There is also a 3.8 percent tax in 2013 on some investment income of taxpayers whose modified adjusted gross income exceeds $200,000 for single and $250,000 for joint filers. Investment income includes rents, dividends, interest, royalties and capital gains on property sales (with a partial exclusion for primary residence sales).

Dentists as Health Care Coverage Consumers

Plans in the individual and small group market could include prohibitions on refusal to cover pre-existing conditions, excessive waiting periods, copayments or deductibles for certain preventive services and on coverage rescissions, and comprehensive coverage, guaranteed issue and renewability, premium rating limits on rate increases based on age, gender or health condition and required coverage for dependents up to age 26.
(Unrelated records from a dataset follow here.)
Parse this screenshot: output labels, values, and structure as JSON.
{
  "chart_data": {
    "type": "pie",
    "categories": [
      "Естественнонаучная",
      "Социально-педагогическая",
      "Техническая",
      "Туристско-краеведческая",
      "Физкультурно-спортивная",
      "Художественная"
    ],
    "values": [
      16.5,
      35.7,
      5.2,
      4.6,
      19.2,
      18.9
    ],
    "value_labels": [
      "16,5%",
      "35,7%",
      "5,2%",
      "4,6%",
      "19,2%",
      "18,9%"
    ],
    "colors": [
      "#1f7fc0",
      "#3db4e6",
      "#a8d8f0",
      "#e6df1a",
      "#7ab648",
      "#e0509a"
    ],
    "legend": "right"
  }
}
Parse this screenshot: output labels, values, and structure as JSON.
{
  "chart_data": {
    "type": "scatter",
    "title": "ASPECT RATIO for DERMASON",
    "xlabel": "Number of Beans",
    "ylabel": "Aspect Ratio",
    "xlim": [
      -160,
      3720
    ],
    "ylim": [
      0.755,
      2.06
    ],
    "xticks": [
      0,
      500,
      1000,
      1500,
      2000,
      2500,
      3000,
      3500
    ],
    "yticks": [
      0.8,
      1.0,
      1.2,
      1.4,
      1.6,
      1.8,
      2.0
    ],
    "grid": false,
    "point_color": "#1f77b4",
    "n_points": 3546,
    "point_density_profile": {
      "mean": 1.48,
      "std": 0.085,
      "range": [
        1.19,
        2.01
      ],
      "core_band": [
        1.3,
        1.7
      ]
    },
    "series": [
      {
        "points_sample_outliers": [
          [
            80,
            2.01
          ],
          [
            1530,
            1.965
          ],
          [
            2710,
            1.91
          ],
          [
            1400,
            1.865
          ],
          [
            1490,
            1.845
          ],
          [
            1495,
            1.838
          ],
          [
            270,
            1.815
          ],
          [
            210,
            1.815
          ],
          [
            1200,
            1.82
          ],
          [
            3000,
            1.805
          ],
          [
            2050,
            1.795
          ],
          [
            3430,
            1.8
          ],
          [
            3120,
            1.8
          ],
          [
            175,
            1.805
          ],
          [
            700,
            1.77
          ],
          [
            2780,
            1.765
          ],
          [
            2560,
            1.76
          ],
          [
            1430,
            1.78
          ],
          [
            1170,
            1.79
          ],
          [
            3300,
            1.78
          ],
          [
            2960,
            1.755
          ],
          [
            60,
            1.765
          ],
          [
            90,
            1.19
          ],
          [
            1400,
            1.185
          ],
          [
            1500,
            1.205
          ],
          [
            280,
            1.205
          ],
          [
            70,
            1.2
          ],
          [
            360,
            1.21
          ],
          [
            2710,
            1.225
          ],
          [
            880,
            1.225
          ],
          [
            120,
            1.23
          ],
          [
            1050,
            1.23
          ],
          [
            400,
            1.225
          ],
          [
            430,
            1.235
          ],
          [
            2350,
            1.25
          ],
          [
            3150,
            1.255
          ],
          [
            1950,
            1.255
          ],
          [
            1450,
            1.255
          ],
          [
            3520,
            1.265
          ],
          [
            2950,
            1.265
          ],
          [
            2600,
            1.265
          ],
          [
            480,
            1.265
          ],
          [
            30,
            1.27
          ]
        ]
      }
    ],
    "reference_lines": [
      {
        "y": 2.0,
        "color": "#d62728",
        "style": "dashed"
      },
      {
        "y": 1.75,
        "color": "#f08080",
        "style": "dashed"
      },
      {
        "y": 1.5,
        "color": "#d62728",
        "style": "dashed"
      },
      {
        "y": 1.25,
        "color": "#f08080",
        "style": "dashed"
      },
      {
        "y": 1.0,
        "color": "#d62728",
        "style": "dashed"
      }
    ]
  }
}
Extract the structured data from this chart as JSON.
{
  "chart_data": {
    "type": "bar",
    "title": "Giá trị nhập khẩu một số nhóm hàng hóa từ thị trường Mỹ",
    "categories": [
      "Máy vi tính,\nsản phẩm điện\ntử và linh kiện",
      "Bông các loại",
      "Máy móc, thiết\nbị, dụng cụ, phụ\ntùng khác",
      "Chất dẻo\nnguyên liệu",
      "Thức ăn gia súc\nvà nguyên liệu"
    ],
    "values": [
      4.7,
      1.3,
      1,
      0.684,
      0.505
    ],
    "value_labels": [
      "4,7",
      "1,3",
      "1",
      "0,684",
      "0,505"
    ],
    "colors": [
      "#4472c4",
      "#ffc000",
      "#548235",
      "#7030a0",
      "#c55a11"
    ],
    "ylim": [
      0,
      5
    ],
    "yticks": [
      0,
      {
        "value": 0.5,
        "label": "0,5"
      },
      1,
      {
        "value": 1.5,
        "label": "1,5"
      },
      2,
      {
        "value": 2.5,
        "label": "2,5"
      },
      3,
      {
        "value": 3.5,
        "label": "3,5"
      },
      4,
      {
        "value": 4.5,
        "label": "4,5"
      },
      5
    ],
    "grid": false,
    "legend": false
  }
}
Public Health Infrastructure

ACA provisions consistent with Association policy include:

  • increased funding for public health infrastructure, including Centers for Disease Control and Prevention oral health programs and national oral health surveillance programs;
  • additional funding for school-based health center facilities;
  • increased grant opportunities for general, pediatric or public health dentists;
  • funding for National Health Service Corps loan repayment programs.
  • CDC initiation, in consultation with professional oral health organizations, of a five-year national public education campaign focused on oral health prevention and education.

Many of these new programs have not been funded. The ACA also authorizes federal spending to support a state alternative provider demonstration project, which is inconsistent with Association policy. Money has not been appropriated by Congress to support the demonstration.